18/10/2025
18/10/2025
Throughout the world, countries work hard to develop their infrastructure to promote social stability by stimulating the economy, creating job opportunities for improving the standard of living for their citizens, and enhancing prosperity locally. The more advanced and reliable a country’s infrastructure, the more attractive it becomes to both foreign and local investors.
Recognizing that the private sector is a natural partner to the public sector, governments often offer incentives to encourage private investment— aiming to create a mutually beneficial partnership. Given that the private sector is the natural partner of the public sector, governments are keen to offer greater incentives to the private sector to ensure that the partnership is mutually beneficial.
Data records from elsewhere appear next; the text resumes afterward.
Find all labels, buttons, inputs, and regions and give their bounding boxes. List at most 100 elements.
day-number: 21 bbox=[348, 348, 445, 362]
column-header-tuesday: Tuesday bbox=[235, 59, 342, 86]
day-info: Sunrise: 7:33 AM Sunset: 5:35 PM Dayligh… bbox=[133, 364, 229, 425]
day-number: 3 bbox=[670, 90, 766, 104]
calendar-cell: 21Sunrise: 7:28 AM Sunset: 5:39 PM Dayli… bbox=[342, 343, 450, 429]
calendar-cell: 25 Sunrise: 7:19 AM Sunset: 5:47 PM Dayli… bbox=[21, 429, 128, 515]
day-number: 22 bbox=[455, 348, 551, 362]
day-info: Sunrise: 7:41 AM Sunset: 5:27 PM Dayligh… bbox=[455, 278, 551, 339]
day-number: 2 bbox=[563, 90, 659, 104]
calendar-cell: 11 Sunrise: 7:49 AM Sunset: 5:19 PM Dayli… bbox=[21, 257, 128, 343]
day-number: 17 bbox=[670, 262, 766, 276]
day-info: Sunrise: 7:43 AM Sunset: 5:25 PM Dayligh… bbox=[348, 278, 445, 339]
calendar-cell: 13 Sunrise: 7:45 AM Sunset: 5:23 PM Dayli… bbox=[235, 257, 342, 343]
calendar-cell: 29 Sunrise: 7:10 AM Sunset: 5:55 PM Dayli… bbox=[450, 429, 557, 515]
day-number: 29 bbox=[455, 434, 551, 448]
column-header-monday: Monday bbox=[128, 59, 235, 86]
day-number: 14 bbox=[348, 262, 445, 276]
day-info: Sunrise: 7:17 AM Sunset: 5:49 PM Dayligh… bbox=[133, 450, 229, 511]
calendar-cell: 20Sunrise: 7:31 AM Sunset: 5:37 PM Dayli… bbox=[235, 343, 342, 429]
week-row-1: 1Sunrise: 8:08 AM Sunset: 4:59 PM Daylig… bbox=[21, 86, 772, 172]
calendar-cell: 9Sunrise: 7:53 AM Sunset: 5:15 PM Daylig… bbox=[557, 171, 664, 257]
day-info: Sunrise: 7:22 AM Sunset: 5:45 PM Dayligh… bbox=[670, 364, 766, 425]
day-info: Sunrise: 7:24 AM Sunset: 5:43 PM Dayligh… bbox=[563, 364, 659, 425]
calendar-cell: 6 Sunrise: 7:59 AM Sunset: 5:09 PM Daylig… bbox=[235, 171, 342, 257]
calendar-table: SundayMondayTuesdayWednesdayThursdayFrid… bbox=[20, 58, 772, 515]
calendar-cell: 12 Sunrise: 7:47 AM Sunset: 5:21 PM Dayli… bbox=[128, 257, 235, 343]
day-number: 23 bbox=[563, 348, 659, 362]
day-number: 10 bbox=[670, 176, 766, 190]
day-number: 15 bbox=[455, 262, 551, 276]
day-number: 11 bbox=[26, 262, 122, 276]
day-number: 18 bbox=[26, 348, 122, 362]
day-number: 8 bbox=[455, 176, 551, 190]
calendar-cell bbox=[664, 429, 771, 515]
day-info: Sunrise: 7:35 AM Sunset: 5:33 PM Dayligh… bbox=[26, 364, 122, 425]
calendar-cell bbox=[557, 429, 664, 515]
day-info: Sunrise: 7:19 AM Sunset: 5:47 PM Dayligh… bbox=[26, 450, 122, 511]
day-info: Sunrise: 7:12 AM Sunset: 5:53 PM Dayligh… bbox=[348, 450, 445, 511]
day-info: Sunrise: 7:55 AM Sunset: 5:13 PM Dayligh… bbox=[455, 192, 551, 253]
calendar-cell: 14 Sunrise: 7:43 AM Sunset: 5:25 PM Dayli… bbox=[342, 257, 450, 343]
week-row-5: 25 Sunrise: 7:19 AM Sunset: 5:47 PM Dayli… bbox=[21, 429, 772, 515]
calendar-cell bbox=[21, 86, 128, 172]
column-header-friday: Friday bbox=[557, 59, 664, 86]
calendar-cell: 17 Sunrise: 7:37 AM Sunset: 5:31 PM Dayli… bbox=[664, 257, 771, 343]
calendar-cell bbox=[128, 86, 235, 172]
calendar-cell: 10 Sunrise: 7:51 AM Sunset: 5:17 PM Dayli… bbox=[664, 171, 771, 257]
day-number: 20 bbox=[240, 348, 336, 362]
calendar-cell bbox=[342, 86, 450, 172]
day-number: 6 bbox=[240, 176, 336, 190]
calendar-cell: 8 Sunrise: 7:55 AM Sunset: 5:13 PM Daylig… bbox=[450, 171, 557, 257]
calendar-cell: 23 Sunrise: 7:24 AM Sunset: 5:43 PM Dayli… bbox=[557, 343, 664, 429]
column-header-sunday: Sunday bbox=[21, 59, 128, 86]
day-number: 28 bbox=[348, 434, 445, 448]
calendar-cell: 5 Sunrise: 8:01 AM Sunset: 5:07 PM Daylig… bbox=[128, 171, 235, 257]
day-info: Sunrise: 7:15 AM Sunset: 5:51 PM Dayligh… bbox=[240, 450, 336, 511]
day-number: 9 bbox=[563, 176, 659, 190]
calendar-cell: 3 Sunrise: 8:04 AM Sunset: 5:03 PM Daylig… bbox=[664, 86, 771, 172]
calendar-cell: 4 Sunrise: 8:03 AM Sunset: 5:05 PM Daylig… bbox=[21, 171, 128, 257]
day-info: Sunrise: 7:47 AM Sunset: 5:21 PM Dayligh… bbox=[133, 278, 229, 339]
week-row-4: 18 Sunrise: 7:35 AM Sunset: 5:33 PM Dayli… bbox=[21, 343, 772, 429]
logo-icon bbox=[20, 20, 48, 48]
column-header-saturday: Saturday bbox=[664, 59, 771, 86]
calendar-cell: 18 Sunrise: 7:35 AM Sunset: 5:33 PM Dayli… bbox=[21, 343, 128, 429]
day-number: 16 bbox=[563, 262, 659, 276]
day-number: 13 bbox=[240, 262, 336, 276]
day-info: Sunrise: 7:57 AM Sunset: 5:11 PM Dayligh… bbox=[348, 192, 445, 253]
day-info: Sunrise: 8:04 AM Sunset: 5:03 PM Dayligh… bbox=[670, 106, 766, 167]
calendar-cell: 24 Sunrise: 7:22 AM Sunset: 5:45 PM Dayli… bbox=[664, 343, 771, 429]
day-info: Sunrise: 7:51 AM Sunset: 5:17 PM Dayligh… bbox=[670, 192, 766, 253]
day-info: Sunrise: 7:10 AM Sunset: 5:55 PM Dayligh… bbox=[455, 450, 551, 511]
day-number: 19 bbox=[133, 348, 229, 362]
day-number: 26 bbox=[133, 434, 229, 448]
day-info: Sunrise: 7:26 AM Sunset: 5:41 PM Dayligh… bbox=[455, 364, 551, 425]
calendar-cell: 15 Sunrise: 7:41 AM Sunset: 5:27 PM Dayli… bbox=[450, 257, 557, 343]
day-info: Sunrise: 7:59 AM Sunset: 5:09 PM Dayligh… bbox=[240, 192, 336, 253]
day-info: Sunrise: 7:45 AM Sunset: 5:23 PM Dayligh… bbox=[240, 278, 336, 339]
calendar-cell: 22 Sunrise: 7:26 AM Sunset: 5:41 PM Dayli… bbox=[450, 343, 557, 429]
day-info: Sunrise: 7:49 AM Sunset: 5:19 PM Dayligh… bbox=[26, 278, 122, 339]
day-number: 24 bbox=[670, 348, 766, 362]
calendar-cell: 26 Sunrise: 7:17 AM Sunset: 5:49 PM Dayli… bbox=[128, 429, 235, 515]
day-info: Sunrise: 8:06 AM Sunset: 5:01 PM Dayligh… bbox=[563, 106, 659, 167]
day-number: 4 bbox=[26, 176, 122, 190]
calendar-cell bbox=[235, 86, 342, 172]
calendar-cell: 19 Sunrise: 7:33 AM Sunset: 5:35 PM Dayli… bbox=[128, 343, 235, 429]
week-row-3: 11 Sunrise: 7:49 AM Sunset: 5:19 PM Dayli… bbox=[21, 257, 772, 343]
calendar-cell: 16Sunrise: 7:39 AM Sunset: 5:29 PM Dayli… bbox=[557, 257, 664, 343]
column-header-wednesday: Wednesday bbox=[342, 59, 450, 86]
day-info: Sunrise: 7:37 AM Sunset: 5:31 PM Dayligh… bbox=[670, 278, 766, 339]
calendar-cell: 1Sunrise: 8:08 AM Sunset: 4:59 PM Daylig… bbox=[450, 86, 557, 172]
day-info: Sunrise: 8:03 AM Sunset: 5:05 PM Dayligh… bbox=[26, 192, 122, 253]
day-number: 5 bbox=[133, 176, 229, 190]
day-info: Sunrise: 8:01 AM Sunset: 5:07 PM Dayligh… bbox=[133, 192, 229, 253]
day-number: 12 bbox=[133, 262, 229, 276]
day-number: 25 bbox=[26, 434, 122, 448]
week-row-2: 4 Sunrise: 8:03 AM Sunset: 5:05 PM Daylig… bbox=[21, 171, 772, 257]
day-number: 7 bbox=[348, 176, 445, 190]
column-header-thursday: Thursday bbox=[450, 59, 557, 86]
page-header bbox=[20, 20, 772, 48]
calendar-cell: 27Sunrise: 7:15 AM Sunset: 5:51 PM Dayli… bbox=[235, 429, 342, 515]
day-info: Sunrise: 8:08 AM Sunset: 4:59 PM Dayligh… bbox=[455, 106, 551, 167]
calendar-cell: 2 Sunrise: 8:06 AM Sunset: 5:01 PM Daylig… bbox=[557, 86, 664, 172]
As a result, major projects in those countries, particularly infrastructure projects such as metros, railway networks, roads, and even health and education facilities, are often awarded through long-term, stable agreements that include substantial incentives for contracting companies, whether local or foreign.
Foreign firms, in particular, are granted more favorable terms as they bring in external capital and contribute to the local economy by employing local labor. Most countries around the world adopt the “build, operate, transfer” (B.O.T.) system to implement national projects, involving the private sector in development through long-term usufruct agreements that may extend for 50 years or more
In Kuwait, however, the situation is different. Instead of promoting the private sector as a development partner, some government agencies hinder productive projects of the private sector through restrictive decisions, such as recent measures affecting industrial, agricultural, and service plots. These decisions run counter to Cabinet’s directives aimed at encouraging private sector participation and, in effect, contribute to rising inflation by reducing market competitiveness. In most countries around the world, local or foreign companies take on the construction and financing of airports, railways, and roads. These companies then recover their investments through a mutual benefit or usufruct system.
This ensures that governments avoid financial burdens and do not expose public budgets to deficits. The B.O.T. system creates a stable, supportive, and investment-friendly environment while enabling governments to achieve sustainable development goals. This is clearly evident in the UAE, Saudi Arabia, and other neighboring countries that have moved away from the policy of state monopolization of development projects.
These countries have realized that such a policy limits the economy’s potential, discourages both local and foreign investment, and increases dependence on already strained state resources, thus ultimately hindering efforts to diversify income sources. In the past, certain decisions hindered the stability of local development. The burdensome conditions imposed on the private sector, especially those related to industrial, service, and agricultural plots, created widespread concern. Both local and foreign investors require incentives and attractive terms to increase their participation in the local market.
Such restrictions have driven investors to seek more stable environments that offer greater support and facilities. For example, the Chinese-Kuwaiti partnership has been discussed for nearly three years, yet no tangible achievements have materialized so far. While progress may be underway, it remains slow. Kuwait appears to be moving against the global trend. Here, investors are expected to offer incentives to the state, rather than the state providing incentives to attract investment. This raises an important question – Which party truly needs the other, and who is seeking to attract foreign investment?